A.                     François Chevalley est propriétaire de la parcelle n° 424 de la Commune de Cottens sur laquelle sont construits deux bâtiments (habitations et ruraux) nos ECA 47 et 48. Cette parcelle, colloquée en zone de village, est régie par le plan de quartier "Le Grand Pré" daté du 18 mai 1993 et son règlement (RPQ), qui fixe notamment un nombre limité de logements par parcelle (cf. art. 7 RPQ).

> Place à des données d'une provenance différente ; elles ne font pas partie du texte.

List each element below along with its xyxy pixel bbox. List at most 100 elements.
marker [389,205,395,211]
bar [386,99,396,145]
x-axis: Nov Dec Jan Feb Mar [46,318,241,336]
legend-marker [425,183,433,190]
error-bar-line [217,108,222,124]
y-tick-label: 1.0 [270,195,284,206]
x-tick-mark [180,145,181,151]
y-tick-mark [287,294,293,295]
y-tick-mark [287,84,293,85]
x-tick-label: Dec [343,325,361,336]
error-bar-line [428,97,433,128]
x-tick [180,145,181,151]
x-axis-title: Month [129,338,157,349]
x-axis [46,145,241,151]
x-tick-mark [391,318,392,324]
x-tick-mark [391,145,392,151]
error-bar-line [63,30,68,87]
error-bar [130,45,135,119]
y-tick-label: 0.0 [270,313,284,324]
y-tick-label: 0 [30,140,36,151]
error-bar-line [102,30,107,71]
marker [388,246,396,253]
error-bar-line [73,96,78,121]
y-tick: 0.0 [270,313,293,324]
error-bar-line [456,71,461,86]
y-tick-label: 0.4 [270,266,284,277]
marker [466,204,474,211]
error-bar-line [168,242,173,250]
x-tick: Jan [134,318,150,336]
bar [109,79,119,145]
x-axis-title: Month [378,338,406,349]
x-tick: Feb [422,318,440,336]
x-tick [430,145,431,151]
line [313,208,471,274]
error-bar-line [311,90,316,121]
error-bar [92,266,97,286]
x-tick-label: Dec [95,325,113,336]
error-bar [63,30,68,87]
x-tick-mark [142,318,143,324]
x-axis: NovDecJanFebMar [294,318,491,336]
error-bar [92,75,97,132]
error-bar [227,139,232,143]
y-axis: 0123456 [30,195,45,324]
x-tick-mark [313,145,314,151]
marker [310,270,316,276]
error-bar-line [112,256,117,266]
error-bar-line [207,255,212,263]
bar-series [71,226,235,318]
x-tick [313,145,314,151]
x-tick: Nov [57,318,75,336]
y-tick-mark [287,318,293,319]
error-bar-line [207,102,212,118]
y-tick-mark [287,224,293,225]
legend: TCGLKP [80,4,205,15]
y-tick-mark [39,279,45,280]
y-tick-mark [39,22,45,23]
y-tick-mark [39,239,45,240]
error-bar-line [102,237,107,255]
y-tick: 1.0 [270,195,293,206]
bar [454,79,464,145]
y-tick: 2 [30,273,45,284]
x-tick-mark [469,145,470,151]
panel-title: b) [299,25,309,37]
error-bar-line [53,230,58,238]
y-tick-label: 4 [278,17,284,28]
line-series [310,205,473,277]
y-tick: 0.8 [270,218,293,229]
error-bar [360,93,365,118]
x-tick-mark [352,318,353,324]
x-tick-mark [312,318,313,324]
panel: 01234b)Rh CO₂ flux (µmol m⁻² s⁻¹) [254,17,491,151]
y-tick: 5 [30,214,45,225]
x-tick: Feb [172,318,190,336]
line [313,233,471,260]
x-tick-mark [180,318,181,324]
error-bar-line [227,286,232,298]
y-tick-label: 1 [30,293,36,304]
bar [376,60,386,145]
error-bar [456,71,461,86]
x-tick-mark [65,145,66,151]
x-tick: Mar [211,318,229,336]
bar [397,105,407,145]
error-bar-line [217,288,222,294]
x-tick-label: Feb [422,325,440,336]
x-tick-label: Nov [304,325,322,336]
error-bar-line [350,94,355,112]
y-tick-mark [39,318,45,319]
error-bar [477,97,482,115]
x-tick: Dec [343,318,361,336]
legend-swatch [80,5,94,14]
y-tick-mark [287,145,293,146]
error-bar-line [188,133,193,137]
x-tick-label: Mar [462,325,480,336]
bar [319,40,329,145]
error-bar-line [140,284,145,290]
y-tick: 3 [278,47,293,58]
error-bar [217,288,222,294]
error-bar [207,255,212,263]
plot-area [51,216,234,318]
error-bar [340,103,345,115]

B.                     Par courrier électronique du 23 novembre 2014, François Chevalley et son épouse Mathilde Chevalley ont interpellé la Municipalité de Cottens (ci-après: la "Municipalité") sur les possibilités de modifier la répartition du nombre de logements entre les bâtiments nos ECA 47 et 48, afin d'aménager les combles dans le bâtiment no ECA 47.

La Municipalité leur a répondu par courrier électronique du 2 février 2015 qu'elle allait examiner cette demande qui nécessitait une recherche plus poussée et une validation juridique. Elle précisait toutefois qu'elle rechercherait une solution pouvant aller dans le sens de la demande des époux Chevalley tout en respectant le droit public.

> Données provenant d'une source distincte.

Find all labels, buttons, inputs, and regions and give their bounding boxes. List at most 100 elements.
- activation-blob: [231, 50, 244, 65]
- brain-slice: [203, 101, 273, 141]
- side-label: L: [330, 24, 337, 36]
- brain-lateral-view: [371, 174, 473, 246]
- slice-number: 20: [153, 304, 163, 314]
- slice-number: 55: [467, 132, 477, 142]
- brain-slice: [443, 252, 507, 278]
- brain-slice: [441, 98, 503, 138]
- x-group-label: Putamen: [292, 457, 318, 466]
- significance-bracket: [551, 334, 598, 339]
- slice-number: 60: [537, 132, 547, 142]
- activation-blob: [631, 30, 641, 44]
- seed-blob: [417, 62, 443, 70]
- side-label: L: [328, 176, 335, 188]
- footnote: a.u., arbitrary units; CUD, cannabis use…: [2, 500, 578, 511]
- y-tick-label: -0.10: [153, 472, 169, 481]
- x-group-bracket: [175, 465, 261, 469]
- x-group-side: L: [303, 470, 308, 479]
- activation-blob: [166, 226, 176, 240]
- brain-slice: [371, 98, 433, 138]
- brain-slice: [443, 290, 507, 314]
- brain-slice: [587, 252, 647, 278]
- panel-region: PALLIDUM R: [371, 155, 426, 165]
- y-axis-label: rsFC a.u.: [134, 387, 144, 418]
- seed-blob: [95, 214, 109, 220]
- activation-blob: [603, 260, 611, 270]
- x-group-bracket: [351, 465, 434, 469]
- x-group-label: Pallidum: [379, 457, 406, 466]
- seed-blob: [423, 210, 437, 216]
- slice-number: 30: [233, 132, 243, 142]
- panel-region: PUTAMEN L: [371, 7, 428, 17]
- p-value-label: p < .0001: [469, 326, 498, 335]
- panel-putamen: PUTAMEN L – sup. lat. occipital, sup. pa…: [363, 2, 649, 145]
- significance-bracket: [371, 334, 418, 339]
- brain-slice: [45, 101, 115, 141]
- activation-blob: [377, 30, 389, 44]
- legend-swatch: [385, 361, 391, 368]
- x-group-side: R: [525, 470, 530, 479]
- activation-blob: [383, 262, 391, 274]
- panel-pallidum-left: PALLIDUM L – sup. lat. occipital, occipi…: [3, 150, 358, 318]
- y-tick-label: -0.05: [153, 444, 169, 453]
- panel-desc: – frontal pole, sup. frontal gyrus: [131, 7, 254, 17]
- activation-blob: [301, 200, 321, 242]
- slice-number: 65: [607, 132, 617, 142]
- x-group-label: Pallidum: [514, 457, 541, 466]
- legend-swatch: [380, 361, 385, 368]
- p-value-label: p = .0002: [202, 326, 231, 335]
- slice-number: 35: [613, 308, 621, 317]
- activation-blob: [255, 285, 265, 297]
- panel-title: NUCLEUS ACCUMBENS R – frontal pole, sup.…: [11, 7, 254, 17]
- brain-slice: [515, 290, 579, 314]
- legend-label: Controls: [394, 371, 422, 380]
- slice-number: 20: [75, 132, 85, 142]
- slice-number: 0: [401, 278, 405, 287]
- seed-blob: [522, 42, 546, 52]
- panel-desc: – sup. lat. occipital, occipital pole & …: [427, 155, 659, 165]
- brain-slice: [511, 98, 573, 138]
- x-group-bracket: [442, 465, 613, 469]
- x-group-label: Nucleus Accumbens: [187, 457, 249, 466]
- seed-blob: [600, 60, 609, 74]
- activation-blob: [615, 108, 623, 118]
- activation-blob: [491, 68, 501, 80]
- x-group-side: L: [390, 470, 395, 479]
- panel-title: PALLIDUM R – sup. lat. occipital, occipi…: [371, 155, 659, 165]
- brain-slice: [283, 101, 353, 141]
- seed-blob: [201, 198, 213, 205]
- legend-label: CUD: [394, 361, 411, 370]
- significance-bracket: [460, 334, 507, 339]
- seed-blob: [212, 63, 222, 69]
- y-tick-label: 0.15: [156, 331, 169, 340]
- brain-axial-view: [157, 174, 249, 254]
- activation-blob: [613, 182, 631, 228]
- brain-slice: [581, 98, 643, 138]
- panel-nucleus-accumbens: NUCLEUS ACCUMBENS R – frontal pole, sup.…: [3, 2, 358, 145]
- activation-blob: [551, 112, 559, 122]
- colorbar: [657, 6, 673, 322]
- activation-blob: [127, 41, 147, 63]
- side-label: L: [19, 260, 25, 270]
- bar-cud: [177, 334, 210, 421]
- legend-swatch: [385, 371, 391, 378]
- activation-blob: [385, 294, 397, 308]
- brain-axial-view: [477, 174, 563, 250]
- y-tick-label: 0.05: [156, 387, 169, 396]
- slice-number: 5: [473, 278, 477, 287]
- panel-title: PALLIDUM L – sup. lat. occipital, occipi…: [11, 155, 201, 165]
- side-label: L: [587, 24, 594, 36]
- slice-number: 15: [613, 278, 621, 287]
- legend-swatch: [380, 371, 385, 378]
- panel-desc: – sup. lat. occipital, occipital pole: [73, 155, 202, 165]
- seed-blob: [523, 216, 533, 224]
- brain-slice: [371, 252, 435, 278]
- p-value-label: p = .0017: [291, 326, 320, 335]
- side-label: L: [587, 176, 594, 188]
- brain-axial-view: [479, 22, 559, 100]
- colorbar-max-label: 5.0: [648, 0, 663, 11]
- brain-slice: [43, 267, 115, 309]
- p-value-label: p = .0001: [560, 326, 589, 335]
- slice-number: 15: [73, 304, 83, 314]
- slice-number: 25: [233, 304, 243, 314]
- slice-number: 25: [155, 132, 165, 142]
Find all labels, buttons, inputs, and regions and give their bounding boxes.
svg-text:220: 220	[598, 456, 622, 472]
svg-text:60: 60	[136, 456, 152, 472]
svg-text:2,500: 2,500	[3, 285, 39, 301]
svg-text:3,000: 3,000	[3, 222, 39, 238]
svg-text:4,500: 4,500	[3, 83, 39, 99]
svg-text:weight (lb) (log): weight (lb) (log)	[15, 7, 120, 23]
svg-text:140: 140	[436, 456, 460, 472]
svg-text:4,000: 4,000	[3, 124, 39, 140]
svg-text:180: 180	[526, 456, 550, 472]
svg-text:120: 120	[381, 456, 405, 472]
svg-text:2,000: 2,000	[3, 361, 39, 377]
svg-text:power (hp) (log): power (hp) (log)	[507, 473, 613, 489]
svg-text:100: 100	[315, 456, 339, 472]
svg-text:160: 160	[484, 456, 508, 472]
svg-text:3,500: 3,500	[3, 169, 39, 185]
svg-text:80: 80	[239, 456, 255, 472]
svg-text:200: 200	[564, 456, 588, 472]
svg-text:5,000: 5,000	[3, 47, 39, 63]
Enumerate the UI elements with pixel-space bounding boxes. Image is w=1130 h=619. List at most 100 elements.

Par lettre du 2 mars 2015, la Municipalité a fait savoir aux époux Chevalley qu'elle ne pouvait pas entrer en matière sur leur demande en raison des incertitudes liées à la loi fédérale sur l'aménagement du territoire (LAT) et ses conséquences sur le projet de révision du plan général d'affectation (PGA) et de son règlement. Elle ajoutait qu'elle n'avait pas trouvé de base légale dans la règlementation existante pour autoriser une modification de la répartition du nombre de logements entre les bâtiments n°ECA 47 et 48.

Par lettre du 9 mars 2015, François Chevalley a formé "opposition" à cette "décision" en priant la Municipalité de lui indiquer la voie de recours. Il se prévalait du fait qu'une dérogation sur la répartition du nombre de logements entre des bâtiments sis dans le périmètre du plan de quartier "Le Grand Pré" avait déjà été octroyée par le passé par la Municipalité.

Le 11 mai 2015, la Municipalité de Cottens a réitéré ses propos tenus dans sa lettre du 2 mars 2015, en joignant l'indication de la voie de recours.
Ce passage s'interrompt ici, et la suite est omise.